If Jesus brought us out of the Old Covenant where any sick person could be healed, and into a New Covenant where some people just have to stay sick, a sick person would be better off (as far as his health is concerned) if Jesus Christ had not come yet!  The coming of Christ would rob some sick people of their healing!

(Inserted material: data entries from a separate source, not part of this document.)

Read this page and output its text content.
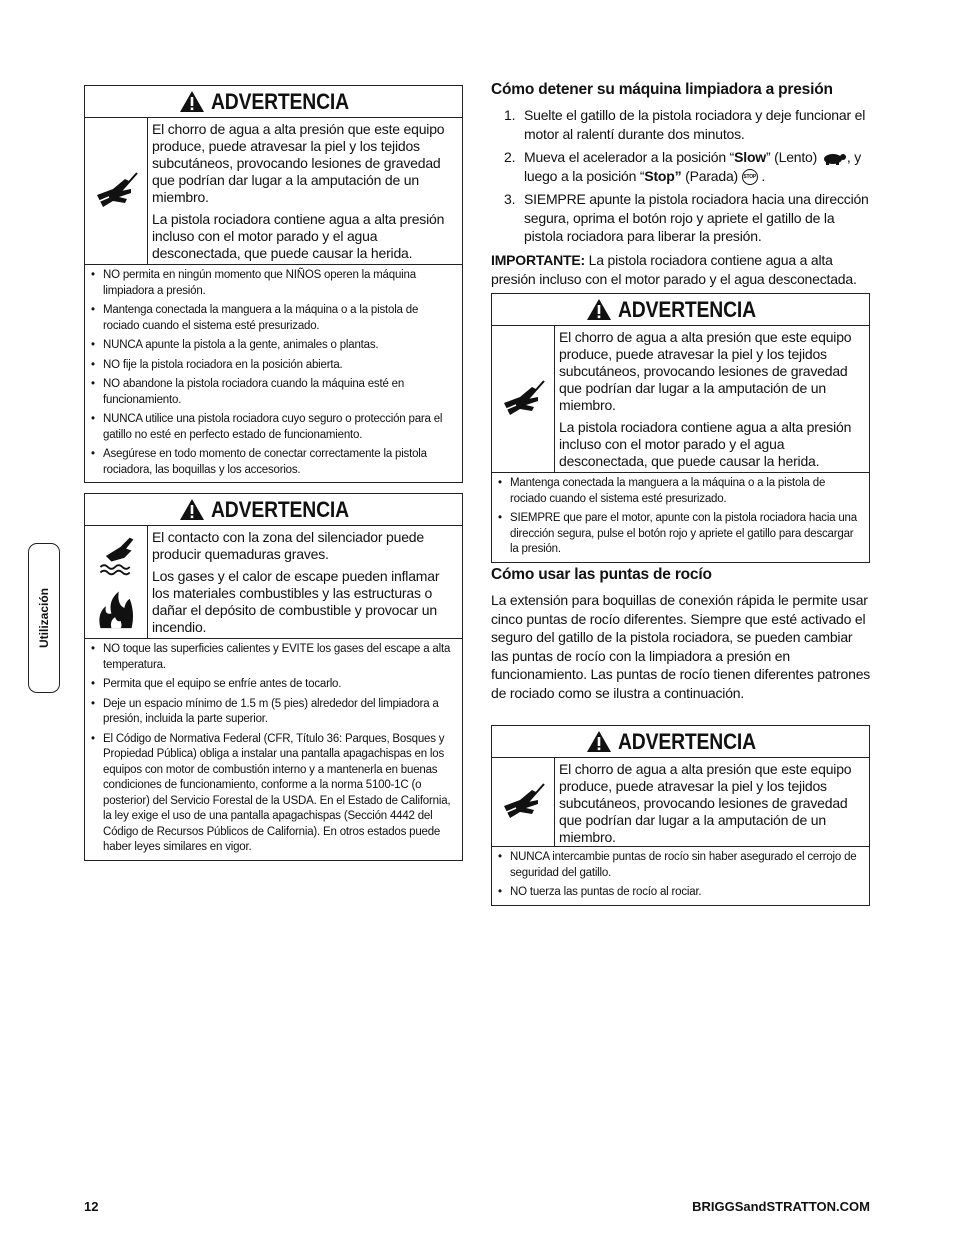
Utilización
ADVERTENCIA

El chorro de agua a alta presión que este equipo produce, puede atravesar la piel y los tejidos subcutáneos, provocando lesiones de gravedad que podrían dar lugar a la amputación de un miembro.

La pistola rociadora contiene agua a alta presión incluso con el motor parado y el agua desconectada, que puede causar la herida.

• NO permita en ningún momento que NIÑOS operen la máquina limpiadora a presión.
• Mantenga conectada la manguera a la máquina o a la pistola de rociado cuando el sistema esté presurizado.
• NUNCA apunte la pistola a la gente, animales o plantas.
• NO fije la pistola rociadora en la posición abierta.
• NO abandone la pistola rociadora cuando la máquina esté en funcionamiento.
• NUNCA utilice una pistola rociadora cuyo seguro o protección para el gatillo no esté en perfecto estado de funcionamiento.
• Asegúrese en todo momento de conectar correctamente la pistola rociadora, las boquillas y los accesorios.
ADVERTENCIA

El contacto con la zona del silenciador puede producir quemaduras graves.

Los gases y el calor de escape pueden inflamar los materiales combustibles y las estructuras o dañar el depósito de combustible y provocar un incendio.

• NO toque las superficies calientes y EVITE los gases del escape a alta temperatura.
• Permita que el equipo se enfríe antes de tocarlo.
• Deje un espacio mínimo de 1.5 m (5 pies) alrededor del limpiadora a presión, incluida la parte superior.
• El Código de Normativa Federal (CFR, Título 36: Parques, Bosques y Propiedad Pública) obliga a instalar una pantalla apagachispas en los equipos con motor de combustión interno y a mantenerla en buenas condiciones de funcionamiento, conforme a la norma 5100-1C (o posterior) del Servicio Forestal de la USDA. En el Estado de California, la ley exige el uso de una pantalla apagachispas (Sección 4442 del Código de Recursos Públicos de California). En otros estados puede haber leyes similares en vigor.
Cómo detener su máquina limpiadora a presión
1. Suelte el gatillo de la pistola rociadora y deje funcionar el motor al ralentí durante dos minutos.
2. Mueva el acelerador a la posición “Slow” (Lento) , y luego a la posición “Stop” (Parada) STOP .
3. SIEMPRE apunte la pistola rociadora hacia una dirección segura, oprima el botón rojo y apriete el gatillo de la pistola rociadora para liberar la presión.
IMPORTANTE: La pistola rociadora contiene agua a alta presión incluso con el motor parado y el agua desconectada.
ADVERTENCIA

El chorro de agua a alta presión que este equipo produce, puede atravesar la piel y los tejidos subcutáneos, provocando lesiones de gravedad que podrían dar lugar a la amputación de un miembro.

La pistola rociadora contiene agua a alta presión incluso con el motor parado y el agua desconectada, que puede causar la herida.

• Mantenga conectada la manguera a la máquina o a la pistola de rociado cuando el sistema esté presurizado.
• SIEMPRE que pare el motor, apunte con la pistola rociadora hacia una dirección segura, pulse el botón rojo y apriete el gatillo para descargar la presión.
Cómo usar las puntas de rocío
La extensión para boquillas de conexión rápida le permite usar cinco puntas de rocío diferentes. Siempre que esté activado el seguro del gatillo de la pistola rociadora, se pueden cambiar las puntas de rocío con la limpiadora a presión en funcionamiento. Las puntas de rocío tienen diferentes patrones de rociado como se ilustra a continuación.
ADVERTENCIA

El chorro de agua a alta presión que este equipo produce, puede atravesar la piel y los tejidos subcutáneos, provocando lesiones de gravedad que podrían dar lugar a la amputación de un miembro.

• NUNCA intercambie puntas de rocío sin haber asegurado el cerrojo de seguridad del gatillo.
• NO tuerza las puntas de rocío al rociar.
12	BRIGGSandSTRATTON.COM
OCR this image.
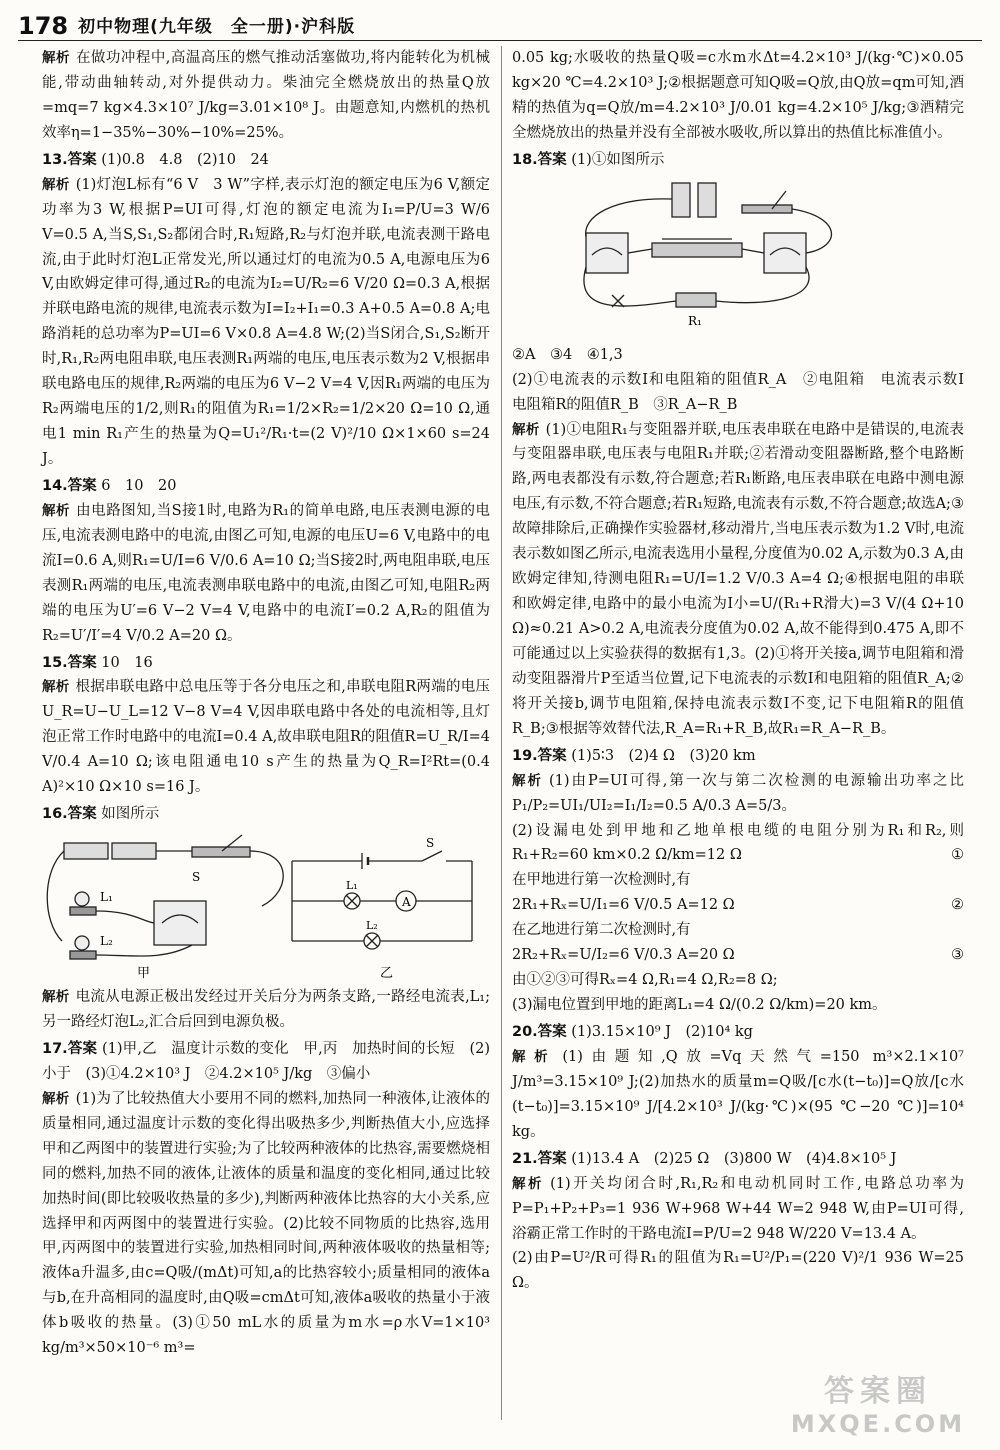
178 初中物理(九年级　全一册)·沪科版

解析 在做功冲程中,高温高压的燃气推动活塞做功,将内能转化为机械能,带动曲轴转动,对外提供动力。柴油完全燃烧放出的热量Q放=mq=7 kg×4.3×10⁷ J/kg=3.01×10⁸ J。由题意知,内燃机的热机效率η=1−35%−30%−10%=25%。

13.答案 (1)0.8　4.8　(2)10　24

解析 (1)灯泡L标有“6 V　3 W”字样,表示灯泡的额定电压为6 V,额定功率为3 W,根据P=UI可得,灯泡的额定电流为I₁=P/U=3 W/6 V=0.5 A,当S,S₁,S₂都闭合时,R₁短路,R₂与灯泡并联,电流表测干路电流,由于此时灯泡L正常发光,所以通过灯的电流为0.5 A,电源电压为6 V,由欧姆定律可得,通过R₂的电流为I₂=U/R₂=6 V/20 Ω=0.3 A,根据并联电路电流的规律,电流表示数为I=I₂+I₁=0.3 A+0.5 A=0.8 A;电路消耗的总功率为P=UI=6 V×0.8 A=4.8 W;(2)当S闭合,S₁,S₂断开时,R₁,R₂两电阻串联,电压表测R₁两端的电压,电压表示数为2 V,根据串联电路电压的规律,R₂两端的电压为6 V−2 V=4 V,因R₁两端的电压为R₂两端电压的1/2,则R₁的阻值为R₁=1/2×R₂=1/2×20 Ω=10 Ω,通电1 min R₁产生的热量为Q=U₁²/R₁·t=(2 V)²/10 Ω×1×60 s=24 J。

14.答案 6　10　20

解析 由电路图知,当S接1时,电路为R₁的简单电路,电压表测电源的电压,电流表测电路中的电流,由图乙可知,电源的电压U=6 V,电路中的电流I=0.6 A,则R₁=U/I=6 V/0.6 A=10 Ω;当S接2时,两电阻串联,电压表测R₁两端的电压,电流表测串联电路中的电流,由图乙可知,电阻R₂两端的电压为U′=6 V−2 V=4 V,电路中的电流I′=0.2 A,R₂的阻值为R₂=U′/I′=4 V/0.2 A=20 Ω。

15.答案 10　16

解析 根据串联电路中总电压等于各分电压之和,串联电阻R两端的电压U_R=U−U_L=12 V−8 V=4 V,因串联电路中各处的电流相等,且灯泡正常工作时电路中的电流I=0.4 A,故串联电阻R的阻值R=U_R/I=4 V/0.4 A=10 Ω;该电阻通电10 s产生的热量为Q_R=I²Rt=(0.4 A)²×10 Ω×10 s=16 J。

16.答案 如图所示

L₁
L₂
S
甲
A
S
L₁
L₂
乙

解析 电流从电源正极出发经过开关后分为两条支路,一路经电流表,L₁;另一路经灯泡L₂,汇合后回到电源负极。

17.答案 (1)甲,乙　温度计示数的变化　甲,丙　加热时间的长短　(2)小于　(3)①4.2×10³ J　②4.2×10⁵ J/kg　③偏小

解析 (1)为了比较热值大小要用不同的燃料,加热同一种液体,让液体的质量相同,通过温度计示数的变化得出吸热多少,判断热值大小,应选择甲和乙两图中的装置进行实验;为了比较两种液体的比热容,需要燃烧相同的燃料,加热不同的液体,让液体的质量和温度的变化相同,通过比较加热时间(即比较吸收热量的多少),判断两种液体比热容的大小关系,应选择甲和丙两图中的装置进行实验。(2)比较不同物质的比热容,选用甲,丙两图中的装置进行实验,加热相同时间,两种液体吸收的热量相等;液体a升温多,由c=Q吸/(mΔt)可知,a的比热容较小;质量相同的液体a与b,在升高相同的温度时,由Q吸=cmΔt可知,液体a吸收的热量小于液体b吸收的热量。(3)①50 mL水的质量为m水=ρ水V=1×10³ kg/m³×50×10⁻⁶ m³=

0.05 kg;水吸收的热量Q吸=c水m水Δt=4.2×10³ J/(kg·℃)×0.05 kg×20 ℃=4.2×10³ J;②根据题意可知Q吸=Q放,由Q放=qm可知,酒精的热值为q=Q放/m=4.2×10³ J/0.01 kg=4.2×10⁵ J/kg;③酒精完全燃烧放出的热量并没有全部被水吸收,所以算出的热值比标准值小。

18.答案 (1)①如图所示

R₁

②A　③4　④1,3

(2)①电流表的示数I和电阻箱的阻值R_A　②电阻箱　电流表示数I　电阻箱R的阻值R_B　③R_A−R_B

解析 (1)①电阻R₁与变阻器并联,电压表串联在电路中是错误的,电流表与变阻器串联,电压表与电阻R₁并联;②若滑动变阻器断路,整个电路断路,两电表都没有示数,符合题意;若R₁断路,电压表串联在电路中测电源电压,有示数,不符合题意;若R₁短路,电流表有示数,不符合题意;故选A;③故障排除后,正确操作实验器材,移动滑片,当电压表示数为1.2 V时,电流表示数如图乙所示,电流表选用小量程,分度值为0.02 A,示数为0.3 A,由欧姆定律知,待测电阻R₁=U/I=1.2 V/0.3 A=4 Ω;④根据电阻的串联和欧姆定律,电路中的最小电流为I小=U/(R₁+R滑大)=3 V/(4 Ω+10 Ω)≈0.21 A>0.2 A,电流表分度值为0.02 A,故不能得到0.475 A,即不可能通过以上实验获得的数据有1,3。(2)①将开关接a,调节电阻箱和滑动变阻器滑片P至适当位置,记下电流表的示数I和电阻箱的阻值R_A;②将开关接b,调节电阻箱,保持电流表示数I不变,记下电阻箱R的阻值R_B;③根据等效替代法,R_A=R₁+R_B,故R₁=R_A−R_B。

19.答案 (1)5∶3　(2)4 Ω　(3)20 km

解析 (1)由P=UI可得,第一次与第二次检测的电源输出功率之比P₁/P₂=UI₁/UI₂=I₁/I₂=0.5 A/0.3 A=5/3。

(2)设漏电处到甲地和乙地单根电缆的电阻分别为R₁和R₂,则R₁+R₂=60 km×0.2 Ω/km=12 Ω	①

在甲地进行第一次检测时,有

2R₁+Rₓ=U/I₁=6 V/0.5 A=12 Ω	②

在乙地进行第二次检测时,有

2R₂+Rₓ=U/I₂=6 V/0.3 A=20 Ω	③

由①②③可得Rₓ=4 Ω,R₁=4 Ω,R₂=8 Ω;

(3)漏电位置到甲地的距离L₁=4 Ω/(0.2 Ω/km)=20 km。

20.答案 (1)3.15×10⁹ J　(2)10⁴ kg

解析 (1)由题知,Q放=Vq天然气=150 m³×2.1×10⁷ J/m³=3.15×10⁹ J;(2)加热水的质量m=Q吸/[c水(t−t₀)]=Q放/[c水(t−t₀)]=3.15×10⁹ J/[4.2×10³ J/(kg·℃)×(95 ℃−20 ℃)]=10⁴ kg。

21.答案 (1)13.4 A　(2)25 Ω　(3)800 W　(4)4.8×10⁵ J

解析 (1)开关均闭合时,R₁,R₂和电动机同时工作,电路总功率为P=P₁+P₂+P₃=1 936 W+968 W+44 W=2 948 W,由P=UI可得,浴霸正常工作时的干路电流I=P/U=2 948 W/220 V=13.4 A。

(2)由P=U²/R可得R₁的阻值为R₁=U²/P₁=(220 V)²/1 936 W=25 Ω。

答案圈
MXQE.COM
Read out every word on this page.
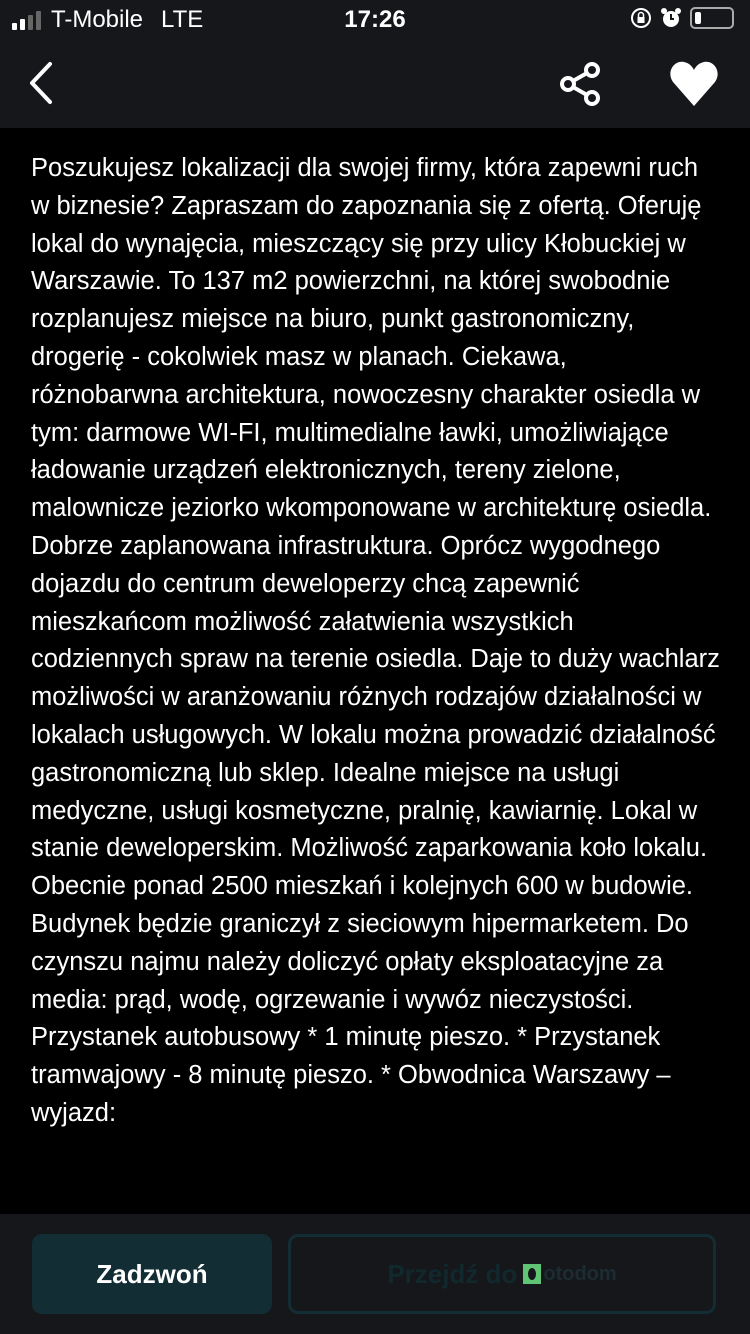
T-Mobile LTE	17:26
Poszukujesz lokalizacji dla swojej firmy, która zapewni ruch w biznesie? Zapraszam do zapoznania się z ofertą. Oferuję lokal do wynajęcia, mieszczący się przy ulicy Kłobuckiej w Warszawie. To 137 m2 powierzchni, na której swobodnie rozplanujesz miejsce na biuro, punkt gastronomiczny, drogerię - cokolwiek masz w planach. Ciekawa, różnobarwna architektura, nowoczesny charakter osiedla w tym: darmowe WI-FI, multimedialne ławki, umożliwiające ładowanie urządzeń elektronicznych, tereny zielone, malownicze jeziorko wkomponowane w architekturę osiedla. Dobrze zaplanowana infrastruktura. Oprócz wygodnego dojazdu do centrum deweloperzy chcą zapewnić mieszkańcom możliwość załatwienia wszystkich codziennych spraw na terenie osiedla. Daje to duży wachlarz możliwości w aranżowaniu różnych rodzajów działalności w lokalach usługowych. W lokalu można prowadzić działalność gastronomiczną lub sklep. Idealne miejsce na usługi medyczne, usługi kosmetyczne, pralnię, kawiarnię. Lokal w stanie deweloperskim. Możliwość zaparkowania koło lokalu. Obecnie ponad 2500 mieszkań i kolejnych 600 w budowie. Budynek będzie graniczył z sieciowym hipermarketem. Do czynszu najmu należy doliczyć opłaty eksploatacyjne za media: prąd, wodę, ogrzewanie i wywóz nieczystości. Przystanek autobusowy * 1 minutę pieszo. * Przystanek tramwajowy - 8 minutę pieszo. * Obwodnica Warszawy – wyjazd:
Zadzwoń	Przejdź do otodom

How ironic it would be if Jesus Christ, who went everywhere doing good and healing all that were oppressed by the devil (Acts 10:38), made this universal healing unavailable to us by His final sacrifice.  This would mean that it was inexpedient that He went away, because you could be healed if He were still around physically.  Of course, Jesus said that it was expedient that He would go away (John 16:7), so what is available now cannot be worse than what was available during His earthly ministry.  The same Holy Spirit who empowered Jesus now empowers believers to do the same works in Jesus’ name.

 

The Old Covenant’s Blessings Are Still Yours

Further proof that Old Covenant blessings are available to Christians today is found in Ephesians 6:1-3, where the Old Covenant blessing of long life is still made available to us today.

 

The New Testament Is Also a Healing Covenant

Even if we threw out our Old Testaments, you could find plenty of covenant promises to heal the sick in the New Testament.  Jesus said that we would lay hands on the sick in His name and they would recover (see Mark 16:15-18).  There are clear instructions that if (!) there are “any sick” among you, they are to be prayed over in faith so that they will be healed (James 5:14-15).  Peter declares that we were healed by the stripes of Jesus (1 Peter 2:24).  Paul declares that our bodies are the property of God, bought with a price (1 Corinthians 6:19-20).  God imparts His power to your mortal body (Romans 8:11).  God wants you to prosper and be in health (3 John 2).

Even if the Old Covenant promises of healing were only for the Jews, there are plenty of New Covenant promises of healing.  So there is no way that you can say that healing was only for the Jews, unless you’re willfully ignorant or you want to make a lot of money selling this year’s “Why God Won’t Heal You” book in Christian bookstores.